Growing future leaders with on-the-job skills
When Ngāti Maru settled their historic Treaty of Waitangi claims with the Crown, they received financial redress and the right to purchase land including Te Wera Forest. They realised that the forestry jobs were all going to contractors, mostly from outside the region, and that the area lacked primary sector educational programmes. “We thought, that’s kind of a wasted opportunity for us here,” says Te Kāhui Maru General Manager Anaru Marshall.
Since forestry work is seasonal – providing work for eight months or so per year – they realised they might need to explore other types of work. “So we started looking into the conservation space as well: riparian planting, pest control, track maintenance, noxious weed eradication. And we thought, if we can develop a multidisciplinary workforce that could work across forestry and all these other conservation roles, then we could create a workforce that has work 12 months of the year!”
As part of this work, they established Tupu-ā-Nuku, a programme that provides pastoral care and wraparound support for trainees and students to help them get the skills they need to get into employment or support their business aspirations. This is funded through He Poutama Rangatahi.
So far, they’ve run three training courses for around 40 students. “Yesterday we had a graduation ceremony,” Marshall says. “So, 100% of the students completed the course … and 100% of them are going into employment.” These 11 graduates had been unemployed before they got this opportunity – some of them hadn’t been in work for some time.

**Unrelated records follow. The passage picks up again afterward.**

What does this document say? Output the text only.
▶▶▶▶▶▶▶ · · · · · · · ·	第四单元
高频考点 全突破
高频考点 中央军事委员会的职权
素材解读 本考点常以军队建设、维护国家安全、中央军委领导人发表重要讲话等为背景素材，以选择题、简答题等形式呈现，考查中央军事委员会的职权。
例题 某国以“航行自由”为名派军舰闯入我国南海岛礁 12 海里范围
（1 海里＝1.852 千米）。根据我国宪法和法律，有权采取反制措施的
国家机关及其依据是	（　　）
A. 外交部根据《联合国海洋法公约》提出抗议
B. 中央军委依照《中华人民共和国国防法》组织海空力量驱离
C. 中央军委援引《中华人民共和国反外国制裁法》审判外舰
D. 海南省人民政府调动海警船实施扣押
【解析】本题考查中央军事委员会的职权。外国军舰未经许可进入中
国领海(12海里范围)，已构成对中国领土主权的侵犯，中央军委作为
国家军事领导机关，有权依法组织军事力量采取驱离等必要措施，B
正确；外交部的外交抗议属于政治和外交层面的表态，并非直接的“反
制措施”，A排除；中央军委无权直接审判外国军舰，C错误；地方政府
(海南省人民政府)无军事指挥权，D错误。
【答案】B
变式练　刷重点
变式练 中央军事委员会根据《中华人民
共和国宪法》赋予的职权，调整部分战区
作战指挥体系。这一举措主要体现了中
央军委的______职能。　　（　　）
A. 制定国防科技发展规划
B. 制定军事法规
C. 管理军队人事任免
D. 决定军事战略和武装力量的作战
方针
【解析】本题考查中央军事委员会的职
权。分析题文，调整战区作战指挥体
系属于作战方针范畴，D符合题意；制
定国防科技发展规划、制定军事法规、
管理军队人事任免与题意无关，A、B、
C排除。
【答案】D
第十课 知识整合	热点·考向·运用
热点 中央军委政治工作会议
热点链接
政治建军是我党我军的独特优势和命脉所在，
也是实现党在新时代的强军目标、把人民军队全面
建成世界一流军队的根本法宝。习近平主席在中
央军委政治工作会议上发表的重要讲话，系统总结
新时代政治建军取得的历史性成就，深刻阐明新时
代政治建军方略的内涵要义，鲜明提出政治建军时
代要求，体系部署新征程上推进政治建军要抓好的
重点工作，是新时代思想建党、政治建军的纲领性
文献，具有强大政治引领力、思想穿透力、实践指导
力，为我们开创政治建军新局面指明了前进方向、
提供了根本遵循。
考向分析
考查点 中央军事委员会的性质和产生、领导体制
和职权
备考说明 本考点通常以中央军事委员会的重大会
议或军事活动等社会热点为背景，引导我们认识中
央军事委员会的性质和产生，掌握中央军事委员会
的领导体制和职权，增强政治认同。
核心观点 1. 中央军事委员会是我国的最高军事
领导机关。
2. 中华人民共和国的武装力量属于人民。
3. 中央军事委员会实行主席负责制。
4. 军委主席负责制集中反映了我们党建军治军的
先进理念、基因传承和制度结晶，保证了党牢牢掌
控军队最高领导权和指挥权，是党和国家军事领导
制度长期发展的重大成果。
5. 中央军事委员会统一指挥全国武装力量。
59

The funding they’ve received has made a “major difference,” Marshall says. “Not everyone is suited to this type of work. It’s outdoors, it’s tough. But there are some people who are suited to it. And there was no line-of-sight pathway for anyone to get into this type of employment. So that’s what we’re providing.” This big dairying area, with plenty of riparian planting to be done, has also previously had a gap in its conservation workforce, Marshall says. They’re helping to fill that gap.
With an emphasis on cultural development, as well – and business enablement through the pastoral care programme – Te Kāhui Maru are building a stronger community and future leaders. “It’s not just about training people to dig holes and put plants in the ground, pruning and all of that. We want to develop business owners, managers, leaders, all of that type of thing,” Marshall says.
Farmers and growers have been the economic backbone for New Zealand throughout COVID-19, and our primary sector will be at the heart of our recovery. Together we’re tackling Mycoplasma bovis, restoring our waterways, and taking steps to reduce emissions. Labour’s ongoing support for rural communities includes upgrading schools and health facilities, extending rural broadband and mobile coverage, and investing in mental health services.
This Fieldays, we’ve been focused on continuing this work and backing our primary sector, so together we come out of COVID stronger than before.